More than 100 tech executives voiced support for the bill, including leaders at Salesforce, Reddit, Twitter and Lyft. The group sent a letter to Wiener explaining California’s housing shortage is making it harder to recruit and retain employees.

“We recognize that the housing shortage leads to displacement, crushing rent burdens, long commutes, and environmental harm, and we want to be part of the solution,” they wrote.

The bill’s opposition is loud. The Chronicle reports that officials in cities whose height limits would be wiped out by the bill say the list of “society’s ills caused by the housing shortage shouldn’t be their problem alone.”

Fairfax Mayor Peter Lacques told the state senator that his bill “obliterates the kind of local control and flexibility that is required for towns and cities,” and Orinda Mayor Amy Worth, whose city would be affected because of its BART station, said the legislation “would subvert, and potentially derail” community planning efforts.

The bill has caused “raucous debate” at a San Francisco Board of Supervisors meeting this month. Various public speakers referred to the bill as an “undemocratic power grab” and a “hydrogen bomb” that will “blow San Francisco to bits,” according to the article.

The Chronicle’s Melody Gutierrez reported that SB827 would apply to most of San Francisco, because 96% of the city’s residential parcels are within a half mile of a major transit stop, according to an analysis of the bill.

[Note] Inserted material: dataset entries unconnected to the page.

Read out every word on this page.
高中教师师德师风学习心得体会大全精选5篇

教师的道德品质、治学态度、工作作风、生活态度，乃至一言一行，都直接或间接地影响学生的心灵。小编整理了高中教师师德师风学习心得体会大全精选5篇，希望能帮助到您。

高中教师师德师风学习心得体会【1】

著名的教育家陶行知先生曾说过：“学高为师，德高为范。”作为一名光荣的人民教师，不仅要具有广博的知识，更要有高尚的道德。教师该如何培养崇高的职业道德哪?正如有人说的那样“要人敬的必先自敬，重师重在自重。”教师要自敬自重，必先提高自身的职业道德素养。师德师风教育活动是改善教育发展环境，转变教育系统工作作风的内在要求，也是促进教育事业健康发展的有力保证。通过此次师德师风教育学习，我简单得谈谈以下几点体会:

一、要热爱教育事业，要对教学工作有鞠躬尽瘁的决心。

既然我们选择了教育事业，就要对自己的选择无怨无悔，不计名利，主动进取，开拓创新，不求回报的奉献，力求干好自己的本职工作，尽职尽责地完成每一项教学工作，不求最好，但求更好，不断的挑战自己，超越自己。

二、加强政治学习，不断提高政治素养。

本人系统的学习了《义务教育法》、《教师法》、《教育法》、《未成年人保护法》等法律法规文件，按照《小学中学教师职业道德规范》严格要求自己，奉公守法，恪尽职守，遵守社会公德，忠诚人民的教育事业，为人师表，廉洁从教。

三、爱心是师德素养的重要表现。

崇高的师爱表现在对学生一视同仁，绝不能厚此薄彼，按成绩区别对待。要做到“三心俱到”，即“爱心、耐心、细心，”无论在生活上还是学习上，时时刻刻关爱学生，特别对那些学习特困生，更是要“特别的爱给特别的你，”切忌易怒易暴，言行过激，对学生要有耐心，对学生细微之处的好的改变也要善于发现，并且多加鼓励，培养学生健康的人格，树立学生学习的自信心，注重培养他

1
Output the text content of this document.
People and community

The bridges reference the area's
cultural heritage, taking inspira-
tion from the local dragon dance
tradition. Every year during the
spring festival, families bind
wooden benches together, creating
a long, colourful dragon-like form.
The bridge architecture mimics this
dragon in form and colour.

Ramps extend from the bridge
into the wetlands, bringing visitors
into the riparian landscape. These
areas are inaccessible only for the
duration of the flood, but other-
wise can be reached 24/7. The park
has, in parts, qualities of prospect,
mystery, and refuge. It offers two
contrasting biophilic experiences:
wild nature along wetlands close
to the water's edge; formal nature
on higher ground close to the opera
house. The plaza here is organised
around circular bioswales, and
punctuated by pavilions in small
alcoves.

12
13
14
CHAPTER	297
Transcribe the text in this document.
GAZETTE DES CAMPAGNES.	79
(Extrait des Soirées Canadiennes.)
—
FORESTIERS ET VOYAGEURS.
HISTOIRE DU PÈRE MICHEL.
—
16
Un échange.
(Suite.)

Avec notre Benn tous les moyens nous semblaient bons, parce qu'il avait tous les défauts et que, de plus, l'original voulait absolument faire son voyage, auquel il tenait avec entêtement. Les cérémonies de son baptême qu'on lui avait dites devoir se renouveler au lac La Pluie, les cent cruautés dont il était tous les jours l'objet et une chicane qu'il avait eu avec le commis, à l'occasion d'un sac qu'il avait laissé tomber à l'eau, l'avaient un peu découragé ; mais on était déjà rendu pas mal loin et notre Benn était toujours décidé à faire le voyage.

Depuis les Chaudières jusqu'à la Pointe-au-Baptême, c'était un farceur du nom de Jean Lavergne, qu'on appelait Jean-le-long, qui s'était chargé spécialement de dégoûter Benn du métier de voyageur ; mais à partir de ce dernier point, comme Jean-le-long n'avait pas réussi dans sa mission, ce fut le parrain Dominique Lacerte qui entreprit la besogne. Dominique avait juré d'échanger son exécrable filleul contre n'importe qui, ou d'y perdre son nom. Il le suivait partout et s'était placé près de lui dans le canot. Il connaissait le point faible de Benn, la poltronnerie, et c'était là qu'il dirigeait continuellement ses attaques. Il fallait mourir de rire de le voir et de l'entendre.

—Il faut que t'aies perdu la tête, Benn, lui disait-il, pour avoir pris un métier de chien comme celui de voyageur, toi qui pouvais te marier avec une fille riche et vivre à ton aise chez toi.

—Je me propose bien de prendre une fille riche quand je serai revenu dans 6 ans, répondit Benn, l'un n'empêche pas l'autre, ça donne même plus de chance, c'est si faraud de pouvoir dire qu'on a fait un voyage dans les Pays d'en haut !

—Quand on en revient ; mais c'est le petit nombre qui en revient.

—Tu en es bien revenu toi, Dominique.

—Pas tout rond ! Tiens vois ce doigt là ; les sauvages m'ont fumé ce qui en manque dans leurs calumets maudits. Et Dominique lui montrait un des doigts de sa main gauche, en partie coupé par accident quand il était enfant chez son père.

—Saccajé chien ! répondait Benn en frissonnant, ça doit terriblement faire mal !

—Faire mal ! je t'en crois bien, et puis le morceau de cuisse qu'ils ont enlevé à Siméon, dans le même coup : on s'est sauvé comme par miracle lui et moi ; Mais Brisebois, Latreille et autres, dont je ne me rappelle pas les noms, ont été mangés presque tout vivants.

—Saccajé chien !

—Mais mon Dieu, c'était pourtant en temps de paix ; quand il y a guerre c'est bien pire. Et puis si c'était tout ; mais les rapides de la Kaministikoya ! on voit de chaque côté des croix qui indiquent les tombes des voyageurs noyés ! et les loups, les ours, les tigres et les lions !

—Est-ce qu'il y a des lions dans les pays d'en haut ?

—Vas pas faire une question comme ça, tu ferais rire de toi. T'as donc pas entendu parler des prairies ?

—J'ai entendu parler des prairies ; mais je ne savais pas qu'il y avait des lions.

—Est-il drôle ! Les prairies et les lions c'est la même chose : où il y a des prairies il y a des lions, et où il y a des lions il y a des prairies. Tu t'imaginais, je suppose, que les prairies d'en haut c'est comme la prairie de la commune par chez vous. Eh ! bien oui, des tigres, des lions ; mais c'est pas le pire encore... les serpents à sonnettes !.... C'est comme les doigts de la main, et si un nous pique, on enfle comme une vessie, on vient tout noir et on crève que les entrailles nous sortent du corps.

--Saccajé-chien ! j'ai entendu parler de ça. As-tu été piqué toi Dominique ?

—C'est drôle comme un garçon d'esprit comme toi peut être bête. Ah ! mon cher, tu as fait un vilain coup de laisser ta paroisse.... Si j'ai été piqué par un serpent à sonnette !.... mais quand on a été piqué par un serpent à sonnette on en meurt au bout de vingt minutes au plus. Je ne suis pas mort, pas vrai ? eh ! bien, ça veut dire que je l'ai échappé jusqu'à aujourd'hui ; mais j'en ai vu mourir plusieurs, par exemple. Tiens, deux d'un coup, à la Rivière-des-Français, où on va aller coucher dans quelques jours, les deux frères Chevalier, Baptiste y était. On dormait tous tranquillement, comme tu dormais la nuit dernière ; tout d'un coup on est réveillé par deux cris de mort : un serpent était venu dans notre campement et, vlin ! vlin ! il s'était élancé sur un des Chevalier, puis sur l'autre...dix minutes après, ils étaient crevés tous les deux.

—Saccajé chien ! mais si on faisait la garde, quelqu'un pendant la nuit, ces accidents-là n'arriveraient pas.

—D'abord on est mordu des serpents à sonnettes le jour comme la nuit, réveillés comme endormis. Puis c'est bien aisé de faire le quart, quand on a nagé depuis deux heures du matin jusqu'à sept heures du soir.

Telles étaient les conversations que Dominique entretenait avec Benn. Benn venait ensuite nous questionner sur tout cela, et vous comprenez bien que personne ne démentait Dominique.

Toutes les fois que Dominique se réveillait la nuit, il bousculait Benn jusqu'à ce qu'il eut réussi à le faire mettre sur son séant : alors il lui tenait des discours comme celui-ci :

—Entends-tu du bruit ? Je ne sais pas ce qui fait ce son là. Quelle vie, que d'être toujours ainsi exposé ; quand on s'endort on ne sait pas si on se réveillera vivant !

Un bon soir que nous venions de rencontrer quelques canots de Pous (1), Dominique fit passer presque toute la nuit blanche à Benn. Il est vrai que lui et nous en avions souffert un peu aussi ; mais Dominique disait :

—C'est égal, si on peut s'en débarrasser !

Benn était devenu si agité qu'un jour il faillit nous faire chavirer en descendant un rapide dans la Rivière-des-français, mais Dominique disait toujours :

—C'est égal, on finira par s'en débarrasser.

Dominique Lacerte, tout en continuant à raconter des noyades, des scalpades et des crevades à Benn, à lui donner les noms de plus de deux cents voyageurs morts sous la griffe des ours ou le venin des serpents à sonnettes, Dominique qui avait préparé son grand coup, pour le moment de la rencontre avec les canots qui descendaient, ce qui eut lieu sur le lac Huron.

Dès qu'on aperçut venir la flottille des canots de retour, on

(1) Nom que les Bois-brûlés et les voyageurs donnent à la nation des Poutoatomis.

San Francisco now limits construction in more than 90% of residential areas to four stories or less.

Again, from the article:

Besides raising those caps, Wiener’s bill would relax density requirements so more units could be built in each building.

“These are small to midsized apartments that we used to build all over,” Wiener said.

He argued that building more housing near mass transit would reduce not only traffic gridlock but California’s carbon footprint, helping the state meet its goal of cutting greenhouse gas emissions by 40 percent below 1990 levels by 2030. But the Sierra Club, one of the most influential environmental groups in the country, opposes it.

The bill will face its first hearing in the state Capitol in April.